Not to mention “many more planes, many more trucks and many more hours” than the industry demands at other times of the year, Oramas said. (Critics point out that greenhouse gas emissions from air cargo flights are harmful to the environment and have urged consumers to seek out and buy American-grown flowers, which represent a much smaller portion of the market.) .
Flower sales surged during the coronavirus pandemic, as more people sent bouquets – “a gift of contactless delivery,” Boldt said – to loved ones they couldn't see in person. Then, as pandemic restrictions eased, flowers were in short supply for a time, as people made up for lost time and the number of weddings and other holiday events soared.
“We are now in a transition to calculating how much demand there is on a weekly basis from consumers,” Ms. Boldt said.
Overall, there is enough demand for South Florida's floral industry to directly or indirectly employ about 6,000 people, his group estimates. In Colombia, the business formally or informally employs about 200,000 people, said Javier Mesa of Asocolflores, the Colombian association of flower exporters. Valentine's Day accounts for perhaps half of the year's sales for the country's farms, he said.
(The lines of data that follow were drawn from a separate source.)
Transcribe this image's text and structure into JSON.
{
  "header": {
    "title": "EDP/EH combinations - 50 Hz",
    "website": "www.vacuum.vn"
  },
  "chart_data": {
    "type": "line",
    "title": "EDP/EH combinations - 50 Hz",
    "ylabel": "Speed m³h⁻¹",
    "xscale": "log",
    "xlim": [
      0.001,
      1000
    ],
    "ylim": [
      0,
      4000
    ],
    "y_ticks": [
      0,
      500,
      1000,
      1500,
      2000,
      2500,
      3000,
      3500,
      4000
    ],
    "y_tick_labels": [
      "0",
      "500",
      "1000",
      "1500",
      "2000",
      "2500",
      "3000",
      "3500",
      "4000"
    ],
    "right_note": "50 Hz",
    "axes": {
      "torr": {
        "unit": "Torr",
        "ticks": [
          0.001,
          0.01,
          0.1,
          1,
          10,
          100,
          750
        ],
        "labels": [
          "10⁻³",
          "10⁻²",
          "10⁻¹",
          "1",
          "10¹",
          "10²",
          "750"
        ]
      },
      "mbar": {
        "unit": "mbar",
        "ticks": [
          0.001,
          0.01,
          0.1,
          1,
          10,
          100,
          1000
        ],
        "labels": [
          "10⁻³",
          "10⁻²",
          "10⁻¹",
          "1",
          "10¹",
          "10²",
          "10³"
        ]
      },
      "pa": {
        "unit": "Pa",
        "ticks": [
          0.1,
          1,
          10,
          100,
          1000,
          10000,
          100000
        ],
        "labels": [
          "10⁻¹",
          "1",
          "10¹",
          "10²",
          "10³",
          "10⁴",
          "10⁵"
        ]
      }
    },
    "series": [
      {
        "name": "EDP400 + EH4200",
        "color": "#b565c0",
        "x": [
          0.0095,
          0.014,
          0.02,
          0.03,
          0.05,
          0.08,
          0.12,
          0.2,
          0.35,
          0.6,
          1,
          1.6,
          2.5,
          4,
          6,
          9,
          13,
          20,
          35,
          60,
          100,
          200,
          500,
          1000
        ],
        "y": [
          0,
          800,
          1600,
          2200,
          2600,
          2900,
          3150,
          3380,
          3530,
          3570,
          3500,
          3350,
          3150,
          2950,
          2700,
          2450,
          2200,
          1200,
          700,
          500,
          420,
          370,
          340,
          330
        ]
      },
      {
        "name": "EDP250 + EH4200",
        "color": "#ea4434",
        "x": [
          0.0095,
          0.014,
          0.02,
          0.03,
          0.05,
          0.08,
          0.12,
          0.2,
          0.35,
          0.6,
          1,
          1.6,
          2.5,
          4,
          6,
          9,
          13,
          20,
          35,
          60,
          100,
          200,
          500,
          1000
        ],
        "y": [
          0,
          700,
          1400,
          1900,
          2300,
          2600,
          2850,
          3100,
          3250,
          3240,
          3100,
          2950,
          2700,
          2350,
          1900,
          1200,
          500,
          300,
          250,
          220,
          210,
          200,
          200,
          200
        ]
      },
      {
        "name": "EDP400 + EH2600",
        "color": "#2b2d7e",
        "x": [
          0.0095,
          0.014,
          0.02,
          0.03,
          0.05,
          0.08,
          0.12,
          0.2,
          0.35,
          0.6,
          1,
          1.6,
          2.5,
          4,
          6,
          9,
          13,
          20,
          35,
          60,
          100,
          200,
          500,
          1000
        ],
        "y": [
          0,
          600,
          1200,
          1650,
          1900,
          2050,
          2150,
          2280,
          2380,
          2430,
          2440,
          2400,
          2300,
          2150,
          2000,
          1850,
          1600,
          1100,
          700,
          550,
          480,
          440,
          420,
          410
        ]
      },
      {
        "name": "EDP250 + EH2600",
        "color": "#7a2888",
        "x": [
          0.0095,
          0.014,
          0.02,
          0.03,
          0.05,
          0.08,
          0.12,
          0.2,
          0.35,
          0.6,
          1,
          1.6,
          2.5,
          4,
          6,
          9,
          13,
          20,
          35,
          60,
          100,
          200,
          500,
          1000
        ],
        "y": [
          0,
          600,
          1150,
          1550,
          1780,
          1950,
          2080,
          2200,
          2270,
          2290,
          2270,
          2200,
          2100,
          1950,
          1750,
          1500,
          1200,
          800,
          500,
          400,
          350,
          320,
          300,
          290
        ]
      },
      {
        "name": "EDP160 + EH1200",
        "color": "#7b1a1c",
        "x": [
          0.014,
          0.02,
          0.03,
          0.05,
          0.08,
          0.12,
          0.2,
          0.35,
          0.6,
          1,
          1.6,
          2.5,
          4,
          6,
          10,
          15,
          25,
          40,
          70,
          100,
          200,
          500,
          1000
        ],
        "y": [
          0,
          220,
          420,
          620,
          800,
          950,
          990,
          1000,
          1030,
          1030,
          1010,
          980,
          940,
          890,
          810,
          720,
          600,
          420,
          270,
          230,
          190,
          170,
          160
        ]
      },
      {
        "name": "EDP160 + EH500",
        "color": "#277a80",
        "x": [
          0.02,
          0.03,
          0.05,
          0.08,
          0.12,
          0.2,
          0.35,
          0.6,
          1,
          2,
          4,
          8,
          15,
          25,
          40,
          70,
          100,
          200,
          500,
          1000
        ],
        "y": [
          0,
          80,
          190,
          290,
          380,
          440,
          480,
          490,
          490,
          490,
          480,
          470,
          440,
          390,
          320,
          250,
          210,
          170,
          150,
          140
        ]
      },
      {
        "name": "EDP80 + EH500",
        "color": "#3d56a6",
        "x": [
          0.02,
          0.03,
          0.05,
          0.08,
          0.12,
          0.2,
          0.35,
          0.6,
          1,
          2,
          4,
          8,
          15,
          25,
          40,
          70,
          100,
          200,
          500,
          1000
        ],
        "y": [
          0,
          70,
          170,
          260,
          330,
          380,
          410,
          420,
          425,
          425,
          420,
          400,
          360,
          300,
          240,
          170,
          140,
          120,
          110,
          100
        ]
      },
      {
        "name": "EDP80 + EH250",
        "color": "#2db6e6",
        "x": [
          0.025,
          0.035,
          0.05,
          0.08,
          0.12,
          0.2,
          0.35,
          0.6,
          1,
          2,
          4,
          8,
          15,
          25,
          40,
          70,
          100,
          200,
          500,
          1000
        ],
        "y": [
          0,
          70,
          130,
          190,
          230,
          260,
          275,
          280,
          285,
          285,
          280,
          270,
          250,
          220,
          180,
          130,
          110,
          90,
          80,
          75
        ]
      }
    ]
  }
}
Preparations for the holidays begin months in advance. Starting in mid-January, the number of flights of flowers, inspectors and workers increases. Importers order their Valentine's Day offerings, typically boxed bouquets for retail florists, who curate their own bouquets, and pre-packaged bouquets for grocery chains like Costco and Walmart, as well as e-commerce sites like 1-800- Flowers.
Still, perishable flowers must remain “dormant” in cold temperatures, requiring cargo planes, warehouses and refrigerated trucks.
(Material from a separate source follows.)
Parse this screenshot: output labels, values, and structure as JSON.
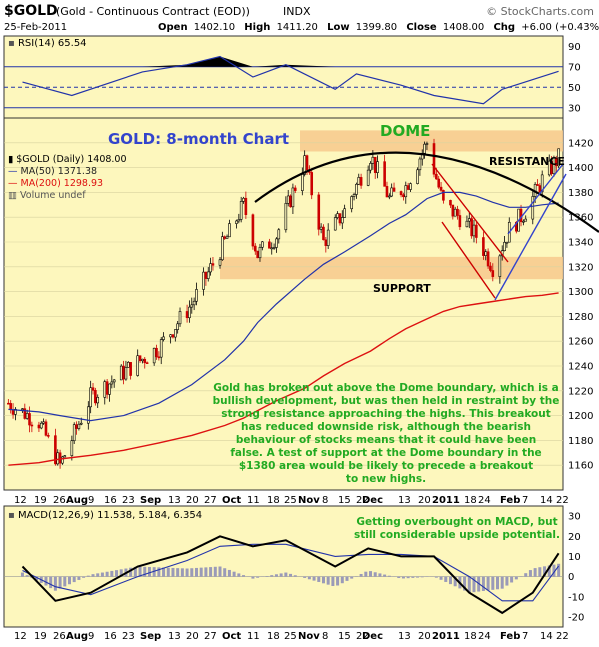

On Monday, workers unloaded 22 pallets containing boxes of flowers from an Avianca Airbus 330 freighter. Inside the warehouse, the floors were slippery from the cold of the cargo, so cold that among thousands of flowers there was no trace of their aroma. Boxes of flowers were stacked in neat piles, waiting to be cleared by Customs and Border Protection. White carnations with red tips. Bright sunflowers. Lavender hydrangeas.
“From the magical land of Colombia to the world,” said one shipment of boxes.
Agricultural specialists sampled shipments to look for hitchhiking diseases and pests, including beetles, grasshoppers, wasps and moths. They removed bouquets of flowers and shook them upside down on white paper. If something suspicious fell out, they examined it with a magnifying glass and a flashlight.
From mid-January to the end of last week, specialists removed more than 830 million stems from 75,000 sampled boxes and found about 1,100 pests, according to Daniel Alonso, port director of Customs and Border Protection at Miami International Airport.
On Monday, a specialist, José Rodríguez, found a small pest, not much larger than a speck of dirt, in a bunch of chrysanthemums. He placed it in a jar with alcohol to send to the US Department of Agriculture for identification. The chrysanthemums would be kept on hold until the agency decided what action to take, if any, such as fumigating the shipment, returning it to the farm or destroying it.
Several specialists said they enjoyed knowing they would be a part of making someone's day a little happier, a sentiment others in the industry also expressed.
“There is a story that will accompany each of these lines,” said Mr. Oramas, the executive. “That we can be a part of such an intimate moment in so many parts of the country is a great blessing.”